CarpetReader API

CarpetReader provides multiple ways to read data from Parquet files. When you instantiate a CarpetReader the file is not opened or read. It's processed when you execute one of its read methods.

To instantiate it you need to provide a Java File or a Parquet InputFile and the class of the record you want to read. The record class must be a Java record that match the field names in the Parquet schema.

CarpetReader<MyRecord> reader = new CarpetReader<>(inputFile, MyRecord.class);

Parquet doesn't support InputStream because Parquet's file format requires random access to read metadata from the footer and data pages throughout the file. Since InputStream only provides sequential forward-only access, it's not suitable for reading Parquet files.

Reading Methods

Stream Processing

Stream<T> stream()

CarpetReader<T> can return a Java stream to iterate it applying functional logic to filter and transform its content.

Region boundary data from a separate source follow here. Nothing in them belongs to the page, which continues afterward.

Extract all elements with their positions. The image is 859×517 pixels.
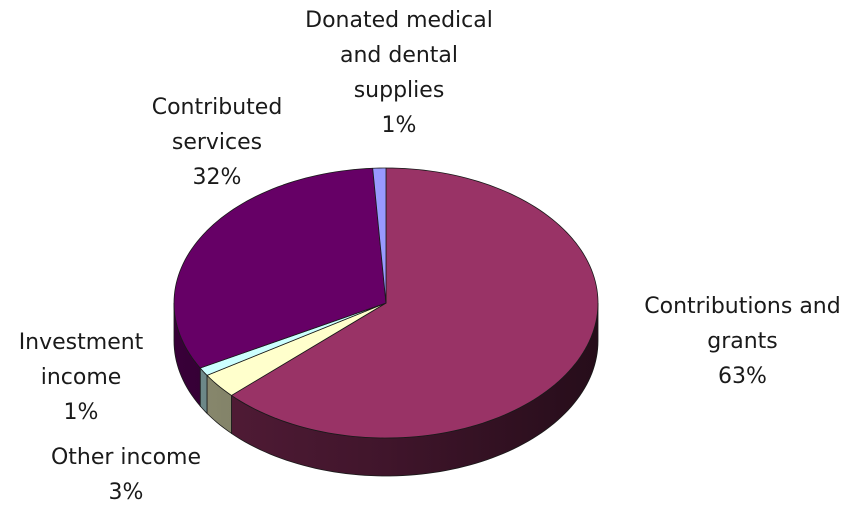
label-line: grants <box>707 329 778 354</box>
pie-slice-contributed-services <box>173 167 387 369</box>
data-label-donated-medical-and-dental-supplies: Donated medical and dental supplies 1% <box>279 3 519 143</box>
label-line: Contributed <box>151 95 283 120</box>
label-line: Donated medical <box>305 8 493 33</box>
label-percent: 3% <box>108 480 144 505</box>
label-line: Investment <box>18 330 144 355</box>
pie-slice-donated-medical-and-dental-supplies <box>372 167 387 304</box>
label-percent: 1% <box>63 400 99 425</box>
data-label-contributed-services: Contributed services 32% <box>117 90 317 195</box>
data-label-investment-income: Investment income 1% <box>0 325 162 430</box>
label-line: supplies <box>353 78 445 103</box>
label-percent: 63% <box>718 364 767 389</box>
data-label-contributions-and-grants: Contributions and grants 63% <box>626 289 859 394</box>
label-line: Other income <box>50 445 202 470</box>
label-line: and dental <box>339 43 459 68</box>
pie-slice-contributions-and-grants <box>231 167 599 439</box>
pie-sides <box>173 302 599 477</box>
data-label-other-income: Other income 3% <box>26 440 226 510</box>
label-line: services <box>171 130 263 155</box>
label-percent: 32% <box>192 165 242 190</box>
pie-slice-other-income <box>206 302 387 396</box>
label-line: Contributions and <box>644 294 841 319</box>
label-percent: 1% <box>381 113 417 138</box>
label-line: income <box>40 365 122 390</box>
pie-tops <box>173 167 599 439</box>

var reader = new CarpetReader<>(file, MyRecord.class);
List<OtherType> list = reader.stream()
    .filter(r -> r.value() > 100.0)
    .map(this::mapToOtherType)
    .toList();

File content is read while streaming, not loaded entirely into memory. This is useful for large files. The stream will be closed automatically when the processing is done.

Collecting `toList`

If you don't need to filter or convert the content, you can directly collect the whole content as a List<T>:

List<MyRecord> list = new CarpetReader<>(file, MyRecord.class).toList();

For-Each Loop

CarpetReader<T> implements Iterable<T> and thanks to For-Each Loop feature from Java sintax you can iterate it with a simple for:

var reader = new CarpetReader<>(file, MyRecord.class);
for (MyRecord r: reader) {
    doSomething(r);
}

Iterator

Implementing Iterable<T>, there is also available a method iterator():

var reader = new CarpetReader<>(file, MyRecord.class);
Iterator<MyRecord> iterator = reader.iterator();
while (iterator.hasNext()) {
    MyRecord r = iterator.next();
    doSomething(r);
}